It wasn’t his first choice, but he’ll have to take it. President Obama is looking at the possibility of setting up a no-fly zone in Syria, according to The Daily Beast’s very well sourced Josh Rogin. What now?
No decisions have been made — this could be the most difficult foreign policy decision of Obama’s presidency — but it’s been looking more and more like an international military response may be necessary to bring transition to more than two years of civil war. And now Rogin reports that Obama asked the Pentagon to draw up plans for a potential no-fly zone over Syria last week, just before John Kerry went on a tour of the Middle East. The plan would be enforced by the U.S. along with nations like France and the U.K., leaders from which have encouraged the institution of a no-fly zone, which the U.S. last instituted in full force in Libya. Of course, none of this complex backup-plan formulation means the White House is giving up on a potential peaceful solution. “The White House is still in contemplation mode but the planning is moving forward and it’s more advanced than it’s ever been,” an administration source told Rogin.
Indeed, the military option is far from the only one. There’s the peace conference in Geneva next month, and both the Syrian opposition and the Assad regime have agreed to send representatives. Rebel leaders want the end of the Assad regime as a precondition for their attendance, though, which is unlikely to happen.

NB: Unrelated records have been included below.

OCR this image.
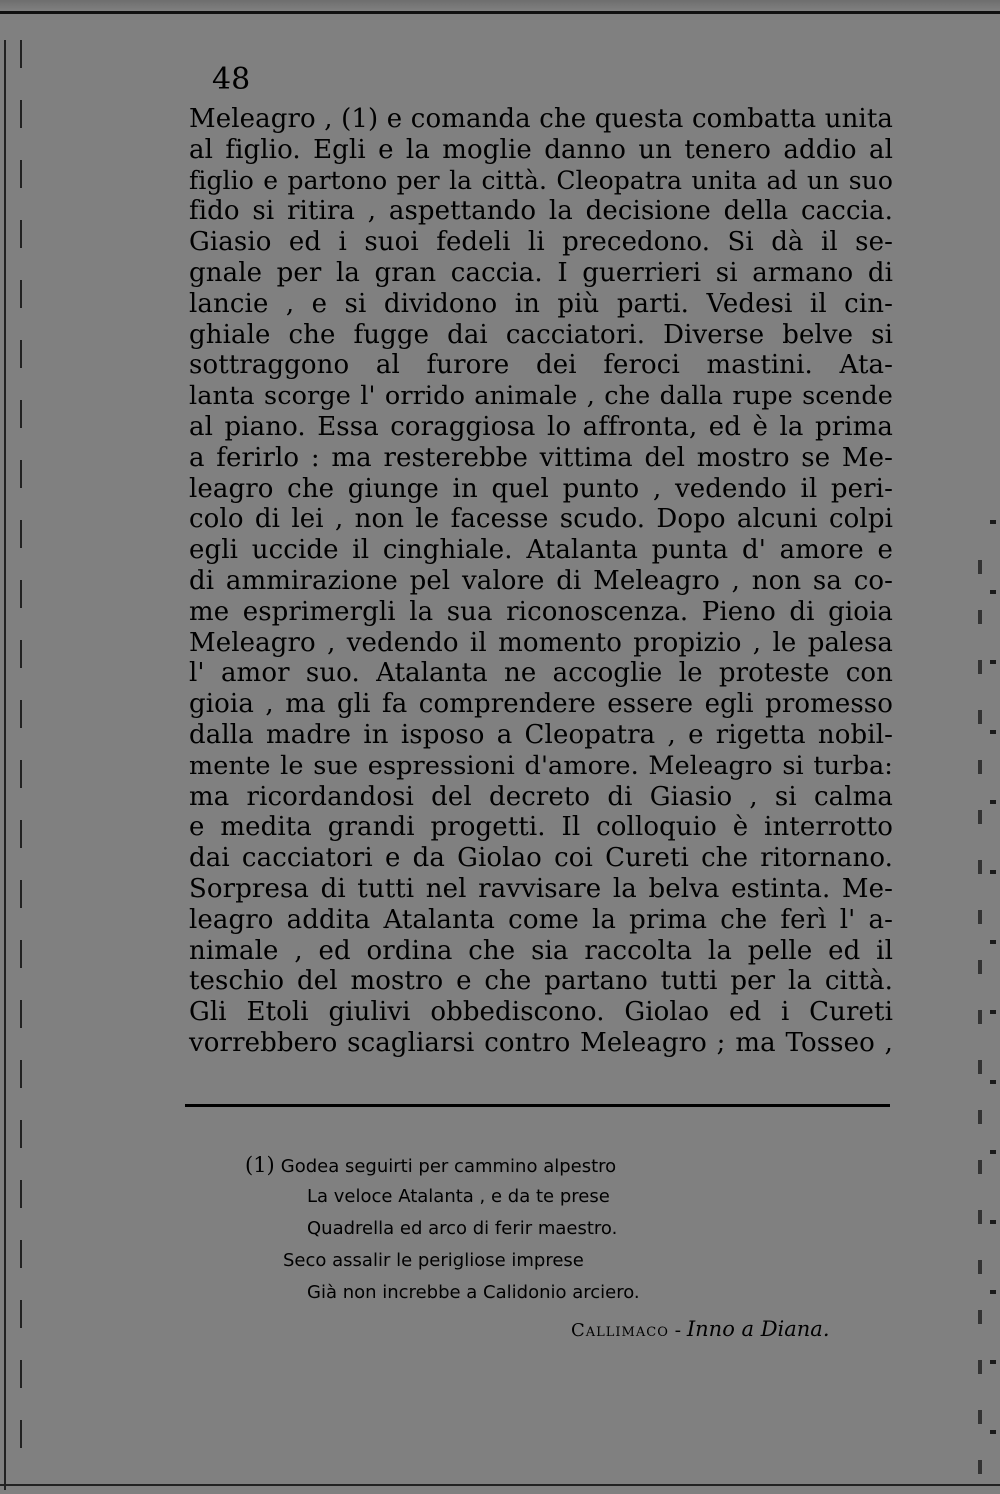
48

Meleagro , (1) e comanda che questa combatta unita
al figlio. Egli e la moglie danno un tenero addio al
figlio e partono per la città. Cleopatra unita ad un suo
fido si ritira , aspettando la decisione della caccia.
Giasio ed i suoi fedeli li precedono. Si dà il se-
gnale per la gran caccia. I guerrieri si armano di
lancie , e si dividono in più parti. Vedesi il cin-
ghiale che fugge dai cacciatori. Diverse belve si
sottraggono al furore dei feroci mastini. Ata-
lanta scorge l' orrido animale , che dalla rupe scende
al piano. Essa coraggiosa lo affronta, ed è la prima
a ferirlo : ma resterebbe vittima del mostro se Me-
leagro che giunge in quel punto , vedendo il peri-
colo di lei , non le facesse scudo. Dopo alcuni colpi
egli uccide il cinghiale. Atalanta punta d' amore e
di ammirazione pel valore di Meleagro , non sa co-
me esprimergli la sua riconoscenza. Pieno di gioia
Meleagro , vedendo il momento propizio , le palesa
l' amor suo. Atalanta ne accoglie le proteste con
gioia , ma gli fa comprendere essere egli promesso
dalla madre in isposo a Cleopatra , e rigetta nobil-
mente le sue espressioni d'amore. Meleagro si turba:
ma ricordandosi del decreto di Giasio , si calma
e medita grandi progetti. Il colloquio è interrotto
dai cacciatori e da Giolao coi Cureti che ritornano.
Sorpresa di tutti nel ravvisare la belva estinta. Me-
leagro addita Atalanta come la prima che ferì l' a-
nimale , ed ordina che sia raccolta la pelle ed il
teschio del mostro e che partano tutti per la città.
Gli Etoli giulivi obbediscono. Giolao ed i Cureti
vorrebbero scagliarsi contro Meleagro ; ma Tosseo ,
(1) Godea seguirti per cammino alpestro
La veloce Atalanta , e da te prese
Quadrella ed arco di ferir maestro.
Seco assalir le perigliose imprese
Già non increbbe a Calidonio arciero.
Callimaco - Inno a Diana.
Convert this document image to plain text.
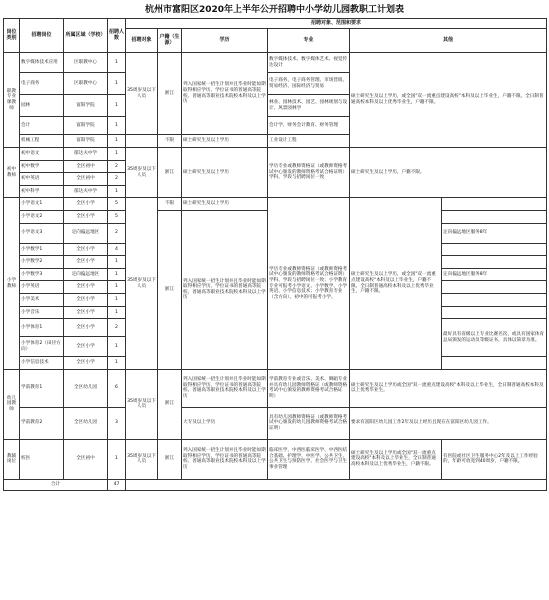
杭州市富阳区2020年上半年公开招聘中小学幼儿园教职工计划表
岗位类别	招聘岗位	所属区域（学校）	招聘人数	招聘对象、范围和要求					
				招聘对象	户籍（生源）	学历	专业	其他	
职教专业课教师	数字媒体技术应用	区职教中心	1	35周岁及以下人员	浙江	列入国家统一招生计划并且毕业时能如期取得相应学历、学位证书的普通高等院校、普通高等职业技术院校本科及以上学历	数字媒体技术、数字媒体艺术、视觉传达设计	硕士研究生及以上学历，或全国"双一流重点建设高校"本科及以上毕业生，户籍不限。全日制普通高校本科及以上优秀毕业生，户籍不限。	
	电子商务	区职教中心	1				电子商务、电子商务管理、市场营销、贸易经济、国际经济与贸易		
	园林	富阳学院	1				林业、园林技术、园艺、园林规划与设计、风景园林学		
	会计	富阳学院	1				会计学、财务会计教育、财务管理		
	机械工程	富阳学院	1		不限	硕士研究生及以上学历	工业设计工程		
初中教师	初中语文	郁达夫中学	1	35周岁及以下人员	浙江	硕士研究生及以上学历	学历专业或教师资格证（或教师资格考试中心颁发的教师资格考试合格证明）学科、学段与招聘岗位一致	硕士研究生及以上学历，户籍不限。	
	初中数学	全区初中	2						
	初中英语	全区初中	2						
	初中科学	郁达夫中学	1						
小学教师	小学语文1	全区小学	5	35周岁及以下人员	不限	硕士研究生及以上学历	学历专业或教师资格证（或教师资格考试中心颁发的教师资格考试合格证明）学科、学段与招聘岗位一致；小学教育专业可报考小学语文、小学数学、小学英语、小学信息技术；小学教育专业（含方向）、初中的可报考小学。	硕士研究生及以上学历，或全国"双一流重点建设高校"本科及以上毕业生，户籍不限。全日制普通高校本科及以上优秀毕业生，户籍不限。	
	小学语文2	全区小学	5		浙江	列入国家统一招生计划并且毕业时能如期取得相应学历、学位证书的普通高等院校、普通高等职业技术院校本科及以上学历			
	小学语文3	定向偏远地区	2						定向偏远地区服务8年
	小学数学1	全区小学	4						
	小学数学2	全区小学	1						
	小学数学3	定向偏远地区	1						定向偏远地区服务8年
	小学英语	全区小学	1						
	小学美术	全区小学	1						
	小学音乐	全区小学	1						
	小学体育1	全区小学	2						最好具有省级以上专业比赛名次，或具有国家体育总局颁发的运动员等级证书，具体以简章为准。
	小学体育2（田径方向）	全区小学	1						
	小学信息技术	全区小学	1						
幼儿园教师	学前教育1	全区幼儿园	6	35周岁及以下人员	浙江	列入国家统一招生计划并且毕业时能如期取得相应学历、学位证书的普通高等院校、普通高等职业技术院校本科及以上学历	学前教育专业或音乐、美术、舞蹈专业并具有幼儿园教师资格证（或教师资格考试中心颁发的教师资格考试合格证明）	硕士研究生及以上学历或全国"双一流重点建设高校"本科及以上毕业生，全日制普通高校本科及以上优秀毕业生。	
	学前教育2	全区幼儿园	3			大专及以上学历	具有幼儿园教师资格证（或教师资格考试中心颁发的幼儿园教师资格考试合格证明）	要求有富阳区幼儿园工作2年及以上经历且现在在富阳区幼儿园工作。	
教辅岗位	校医	全区初中	1	35周岁及以下人员	浙江	列入国家统一招生计划并且毕业时能如期取得相应学历、学位证书的普通高等院校、普通高等职业技术院校本科及以上学历	临床医学、中西医临床医学、中西医结合基础、护理学、中医学、公共卫生、公共卫生与预防医学、社会医学与卫生事业管理	硕士研究生及以上学历或全国"双一流重点建设高校"本科及以上毕业生，全日制普通高校本科及以上优秀毕业生，户籍不限。	有医院或社区卫生服务中心2年及以上工作经验的，年龄可放宽到40周岁，户籍不限。
合计			47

President Obama has been hesitant about entering the Syrian conflict for a while. The Pentagon drew up designs for a no-fly zone, in April but military officials never showed them to the president because of his staunch position against getting involved. Even after evidence of chemical weapons use appeared, and the White House said they have proof chemical weapons were used, Obama still decided not to enter the fray. The President’s (off the cuff) remark about chemical weapons being a “red line” for engagement didn’t result in action, and the White House has treaded carefully.